The forward-looking information included in this news release is not a
guarantee of future performance and should not be unduly relied upon.
Such information involves known and unknown risks, uncertainties and
other factors that may cause actual results or events to differ
materially from those anticipated in such forward-looking information
including, without limitation: changes in commodity prices;
unanticipated operating or drilling results or production declines;
potential redeployment of available funding to alternative projects;
changes in tax or environmental laws or royalty rates; increased debt
levels or debt service requirements; insufficient available cash to pay
dividends as currently anticipated; inaccurate estimation of or changes
to estimates of Enerplus’ oil and gas reserve and resource volumes and
the assumptions relating thereto; limited, unfavourable or no access to
debt or equity capital markets; increased costs and expenses; a
shortage of third party service providers; the impact of competitors;
reliance on industry partners; an inability to agree to terms with
potential buyers of investments or assets that may be disposed of; and
certain other risks detailed from time to time in Enerplus’ public
disclosure documents including, without limitation, those risks
identified in our MD&A for the year ended December 31, 2011 and in
Enerplus’ Annual Information Form dated March 9, 2012 for the year
ended December 31, 2011, copies of which are available on Enerplus’
SEDAR profile at www.sedar.com and which also form part of Enerplus’ annual report on Form 40-F for
the year ended December 31, 2011 filed with the United States
Securities and Exchange Commission, a copy of which is available at www.sec.gov.
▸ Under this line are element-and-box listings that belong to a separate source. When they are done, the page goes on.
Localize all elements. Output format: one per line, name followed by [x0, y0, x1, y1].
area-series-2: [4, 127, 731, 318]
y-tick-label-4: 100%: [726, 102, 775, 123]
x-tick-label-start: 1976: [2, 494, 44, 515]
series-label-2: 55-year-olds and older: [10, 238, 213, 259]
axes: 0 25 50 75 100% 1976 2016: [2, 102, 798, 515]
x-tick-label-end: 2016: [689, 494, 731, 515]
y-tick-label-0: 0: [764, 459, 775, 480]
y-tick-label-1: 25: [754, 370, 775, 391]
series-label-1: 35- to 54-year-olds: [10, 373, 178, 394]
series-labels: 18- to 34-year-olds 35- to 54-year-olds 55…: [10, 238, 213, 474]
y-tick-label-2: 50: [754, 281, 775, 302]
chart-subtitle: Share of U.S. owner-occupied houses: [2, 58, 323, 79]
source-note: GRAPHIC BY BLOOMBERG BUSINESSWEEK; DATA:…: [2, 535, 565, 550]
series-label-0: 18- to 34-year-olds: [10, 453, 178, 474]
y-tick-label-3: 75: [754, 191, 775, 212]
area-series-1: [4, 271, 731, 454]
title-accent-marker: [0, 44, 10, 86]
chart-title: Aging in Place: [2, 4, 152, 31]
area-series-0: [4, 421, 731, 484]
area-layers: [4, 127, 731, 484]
The forward-looking information contained in this news release speaks
only as of the date of this news release, and Enerplus assumes no
obligation to publicly update or revise such information to reflect new
events or circumstances, except as may be required pursuant to
applicable laws.

Any financial outlook or future oriented financial information in this
news release, as defined by applicable securities legislation, has been
approved by management of Enerplus. Such financial outlook or future
oriented financial information is provided for the purpose of providing
information about management’s reasonable expectations as to the
anticipated results of its proposed business activities for 2013.
Readers are cautioned that reliance on such information may not be
appropriate for other purposes.

Non-GAAP Measures

Enerplus utilizes the following terms for measurement within this news
release that do not have a standardized meaning or definition as
prescribed by IFRS and therefore may not be comparable with the
calculation of similar measures by other entities

We use the term “adjusted payout ratio” to measure operating
performance, leverage and liquidity. We calculate “adjusted payout
ratio” is calculated as dividends paid to shareholders net of the
participation in the Stock Dividend Plan plus capital expenditures
divided by funds flow. The term “adjusted payout ratio” does not have a
standardized meaning or definition as prescribed by IFRS and therefore
may not be comparable with the calculation of similar measures by other
entities.

Netback is used to measure operating performance and is calculated by
subtracting Enerplus’ expected royalties and operating costs from the
anticipated revenues in respect of the relevant properties. The term
“netback” does not have a standardized meaning or definition as
prescribed by IFRS and therefore may not be comparable with the
calculation of similar measures by other entities.